Penitentes de Villarrín de Campos, de regreso a casa finalizada la procesión del Nazareno./ FALCAO
Comenta Ricardo que cerca de 75 miembros integran la Cofradía de la Veracruz, aunque, puntualiza, suelen salir en procesión unos cincuenta. Todos vienen descalzos. Portan caperuza blanca cubriendo la cabeza y dejando libre el hueco de los ojos. Ataviados con túnica de lienzo o de hilo con bajo de puntillas hasta los tobillos –que unos llaman camisa pero que no es más que la mortaja con la que antaño se realizaba el viaje a la eternidad- denotando el carácter de disciplina penitencial de la Cofradía, un rosario en las manos y un paño blanco bordado en el antebrazo. El viajero barrunta que esta indumentaria puede recordar al de la mujer que limpió el rostro de Jesús en la vía dolorosa. Al tratarse de una Hermandad en la que se ejercitaba la disciplina pública, sus miembros se dividían en tres grupos fundamentales de sangre, de luz y jubilados.
Curiosidad levantan los hermanos de sangre quienes tenían que disciplinar públicamente durante la procesión del Jueves Santo. A tal fin, se reunían previamente en la iglesia, vistiendo el hábito o camisa blanca, con la espalda abierta, y preservando su intimidad mediante una caperuza romo. Dicho hábito, por su uso para el castigo corporal, sigue siendo conocido como la ‘ceplina’. Durante toda la procesión desfilan descalzos y sin más ropa que la dicha ‘ceplina’, acompañando la imagen del Cristo de la Vera Cruz, mientras se flagelaban con las correspondientes disciplinas, a fin de derramar su sangre a imitación de Jesucristo. Los cofrades de luz, acompañaban la procesión con sus velas. El grupo de los jubilados estaba integrado por los pocos disciplinantes que hubiesen alcanzado los 60 años, como nuestro ya amigo Ricardo. Así describía Antonio Pilo, cura párroco que ejerció en Villarrín de Campos la penitencia de estos sufridos vecinos.

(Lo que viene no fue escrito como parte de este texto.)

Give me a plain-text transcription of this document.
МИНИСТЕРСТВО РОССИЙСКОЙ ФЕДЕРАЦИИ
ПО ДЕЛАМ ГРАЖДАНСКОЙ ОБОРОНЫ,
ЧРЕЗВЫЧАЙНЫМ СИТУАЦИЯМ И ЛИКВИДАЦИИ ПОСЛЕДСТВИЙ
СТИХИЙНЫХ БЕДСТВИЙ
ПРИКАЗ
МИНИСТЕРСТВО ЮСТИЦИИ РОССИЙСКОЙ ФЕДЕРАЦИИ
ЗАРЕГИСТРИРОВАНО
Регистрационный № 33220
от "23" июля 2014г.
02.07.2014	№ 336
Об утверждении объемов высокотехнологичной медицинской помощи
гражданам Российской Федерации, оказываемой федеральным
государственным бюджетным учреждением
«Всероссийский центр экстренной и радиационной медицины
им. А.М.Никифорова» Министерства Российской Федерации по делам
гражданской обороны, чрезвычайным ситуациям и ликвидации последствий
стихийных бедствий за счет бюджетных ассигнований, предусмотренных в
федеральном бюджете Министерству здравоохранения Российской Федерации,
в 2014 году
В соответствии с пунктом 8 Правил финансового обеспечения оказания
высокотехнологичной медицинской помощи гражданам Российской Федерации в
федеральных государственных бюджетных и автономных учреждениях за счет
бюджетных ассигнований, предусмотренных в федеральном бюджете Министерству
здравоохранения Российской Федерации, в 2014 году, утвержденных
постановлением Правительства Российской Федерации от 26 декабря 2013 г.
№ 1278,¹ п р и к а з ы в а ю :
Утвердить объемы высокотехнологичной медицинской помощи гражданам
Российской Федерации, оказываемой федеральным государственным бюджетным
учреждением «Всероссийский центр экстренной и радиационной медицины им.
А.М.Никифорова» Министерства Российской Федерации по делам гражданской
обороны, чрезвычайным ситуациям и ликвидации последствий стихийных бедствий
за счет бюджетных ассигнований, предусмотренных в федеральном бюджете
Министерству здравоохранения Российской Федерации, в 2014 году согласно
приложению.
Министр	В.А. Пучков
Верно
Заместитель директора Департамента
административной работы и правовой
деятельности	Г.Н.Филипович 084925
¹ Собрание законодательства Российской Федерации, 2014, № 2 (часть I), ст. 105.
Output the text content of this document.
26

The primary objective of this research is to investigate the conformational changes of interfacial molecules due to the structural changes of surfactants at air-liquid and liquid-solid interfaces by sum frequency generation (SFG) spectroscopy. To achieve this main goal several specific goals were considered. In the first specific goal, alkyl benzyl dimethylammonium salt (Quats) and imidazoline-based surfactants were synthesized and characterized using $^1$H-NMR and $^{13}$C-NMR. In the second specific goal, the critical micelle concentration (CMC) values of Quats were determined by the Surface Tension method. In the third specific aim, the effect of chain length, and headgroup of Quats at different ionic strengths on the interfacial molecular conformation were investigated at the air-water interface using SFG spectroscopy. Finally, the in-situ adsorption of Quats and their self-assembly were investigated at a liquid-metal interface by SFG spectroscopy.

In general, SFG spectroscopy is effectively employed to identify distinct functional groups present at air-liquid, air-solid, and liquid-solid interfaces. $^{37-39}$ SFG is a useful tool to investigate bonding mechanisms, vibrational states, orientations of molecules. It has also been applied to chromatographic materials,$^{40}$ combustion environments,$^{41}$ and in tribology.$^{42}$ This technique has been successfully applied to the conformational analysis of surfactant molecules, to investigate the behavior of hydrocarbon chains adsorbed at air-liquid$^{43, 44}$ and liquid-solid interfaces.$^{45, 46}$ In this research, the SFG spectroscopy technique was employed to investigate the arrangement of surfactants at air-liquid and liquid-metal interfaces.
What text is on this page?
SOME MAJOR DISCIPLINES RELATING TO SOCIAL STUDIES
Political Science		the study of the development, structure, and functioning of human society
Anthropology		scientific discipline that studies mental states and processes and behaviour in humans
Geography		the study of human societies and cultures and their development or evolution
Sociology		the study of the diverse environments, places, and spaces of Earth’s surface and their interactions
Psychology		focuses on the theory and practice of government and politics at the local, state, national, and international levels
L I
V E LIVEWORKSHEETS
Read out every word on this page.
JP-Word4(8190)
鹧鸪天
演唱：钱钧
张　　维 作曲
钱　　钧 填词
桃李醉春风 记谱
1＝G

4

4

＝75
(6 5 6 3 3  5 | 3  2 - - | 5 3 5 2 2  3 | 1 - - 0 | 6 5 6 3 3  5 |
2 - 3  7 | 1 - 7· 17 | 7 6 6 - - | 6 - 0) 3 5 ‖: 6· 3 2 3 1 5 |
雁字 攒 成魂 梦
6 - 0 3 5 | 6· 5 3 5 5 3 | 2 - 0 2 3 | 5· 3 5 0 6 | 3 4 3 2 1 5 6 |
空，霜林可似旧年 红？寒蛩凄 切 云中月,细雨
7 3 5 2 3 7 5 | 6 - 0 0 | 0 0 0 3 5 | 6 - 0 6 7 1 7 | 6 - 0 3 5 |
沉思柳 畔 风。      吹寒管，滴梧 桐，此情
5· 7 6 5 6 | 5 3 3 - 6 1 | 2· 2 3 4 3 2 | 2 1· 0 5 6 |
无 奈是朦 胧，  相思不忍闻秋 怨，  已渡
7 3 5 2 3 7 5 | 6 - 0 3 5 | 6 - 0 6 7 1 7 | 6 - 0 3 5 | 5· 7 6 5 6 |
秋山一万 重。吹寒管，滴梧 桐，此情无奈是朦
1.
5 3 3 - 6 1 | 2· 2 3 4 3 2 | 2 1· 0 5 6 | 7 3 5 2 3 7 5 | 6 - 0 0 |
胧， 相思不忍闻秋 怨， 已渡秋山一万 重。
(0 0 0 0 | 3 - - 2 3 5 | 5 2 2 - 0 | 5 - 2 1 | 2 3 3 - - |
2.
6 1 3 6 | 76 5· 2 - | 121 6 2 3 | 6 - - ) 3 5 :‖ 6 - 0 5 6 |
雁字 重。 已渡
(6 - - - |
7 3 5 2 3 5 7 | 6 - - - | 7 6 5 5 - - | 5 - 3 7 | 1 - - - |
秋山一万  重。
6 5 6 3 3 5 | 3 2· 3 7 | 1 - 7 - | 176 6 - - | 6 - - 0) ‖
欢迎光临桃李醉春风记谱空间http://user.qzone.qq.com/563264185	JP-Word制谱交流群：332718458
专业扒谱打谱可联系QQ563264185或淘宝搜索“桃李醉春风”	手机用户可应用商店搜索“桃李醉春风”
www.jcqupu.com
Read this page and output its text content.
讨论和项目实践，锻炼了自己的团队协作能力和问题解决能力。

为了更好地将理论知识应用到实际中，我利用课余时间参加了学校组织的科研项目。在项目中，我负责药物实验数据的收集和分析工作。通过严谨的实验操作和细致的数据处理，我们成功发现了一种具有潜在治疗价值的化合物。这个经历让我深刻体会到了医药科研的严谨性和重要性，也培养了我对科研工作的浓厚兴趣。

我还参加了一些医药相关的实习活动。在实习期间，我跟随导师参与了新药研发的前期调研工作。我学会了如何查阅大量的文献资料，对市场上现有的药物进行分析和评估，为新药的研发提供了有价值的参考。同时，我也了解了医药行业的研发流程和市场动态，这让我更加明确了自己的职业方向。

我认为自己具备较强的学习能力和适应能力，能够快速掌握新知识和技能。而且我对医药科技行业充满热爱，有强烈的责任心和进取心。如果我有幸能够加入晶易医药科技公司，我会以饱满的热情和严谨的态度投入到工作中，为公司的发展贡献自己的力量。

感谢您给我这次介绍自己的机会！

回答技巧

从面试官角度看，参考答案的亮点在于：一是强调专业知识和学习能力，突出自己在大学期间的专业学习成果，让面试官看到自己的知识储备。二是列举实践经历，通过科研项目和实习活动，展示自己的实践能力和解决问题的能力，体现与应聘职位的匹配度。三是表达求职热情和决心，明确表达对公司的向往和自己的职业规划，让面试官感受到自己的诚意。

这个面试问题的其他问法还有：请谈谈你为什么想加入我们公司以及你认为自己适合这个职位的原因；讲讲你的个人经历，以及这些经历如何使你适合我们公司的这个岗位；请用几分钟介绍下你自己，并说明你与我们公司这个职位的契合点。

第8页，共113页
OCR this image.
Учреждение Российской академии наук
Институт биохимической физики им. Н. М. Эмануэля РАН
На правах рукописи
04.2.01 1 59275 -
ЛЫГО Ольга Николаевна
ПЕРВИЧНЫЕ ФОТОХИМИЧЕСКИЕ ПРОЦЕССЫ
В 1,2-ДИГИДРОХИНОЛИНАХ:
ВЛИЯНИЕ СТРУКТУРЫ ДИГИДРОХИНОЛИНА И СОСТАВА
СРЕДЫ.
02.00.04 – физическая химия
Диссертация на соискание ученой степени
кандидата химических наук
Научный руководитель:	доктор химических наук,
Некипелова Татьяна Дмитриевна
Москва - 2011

Ya en el templo, se sientan juntos todos los ‘Penitentes’ con el Nazareno de fiel y justo testigo, a los que el párroco dedica unas efusivas palabras de fe cristiana. Y comienza la procesión, desfile o penitencia. Sale la cruz parroquial, un penitente lleva el pendón de la cofradía, otro la cruz tallada del Cristo y detrás los hermanos y hermanas en fila de a uno. El pueblo entero participa en la procesión escoltando a los penitentes a ambos lados en filas más o menos iguales. Y detrás el paso de Jesús Nazareno, al que sigue el sacerdote, la presidencia de la cofradía y los fieles, sobre todo mujeres, que van acompañando al párroco en su cántico del Vía Crucis. No hay música, ni matracas ni carracas, ni esquilas ni campanas, solo la brisa que llega fresca de las lagunas y las voces femeninas de pasión y dolor. Finaliza la procesión en la plaza mayor con la reverencia del pendón al Nazareno… y el adiós hasta el próximo año.
Otra vez regreso a la ciudad del Tormes. Vuelta atrás, no del tiempo, si no del camino. A la memoria del viajero vienen esos versos, tenebrosos pero tan reales como lo efímero de la vida, de Almafuerte, el seudónimo más popular de Pedro Bonifacio Palacios, escritor argentino, nacido en San Justo en 1854.
"Esa seda que relaja/ tus procederes cristianos/ es obra de unos gusanos/ que labraron tu mortaja,/ también en la región baja/ la tuya han de devorar./ ¿de que pues te has de jactar,/ ni en que tus glorias consisten/ si unos gusanos te visten/ y otros te habrán de desnudar?".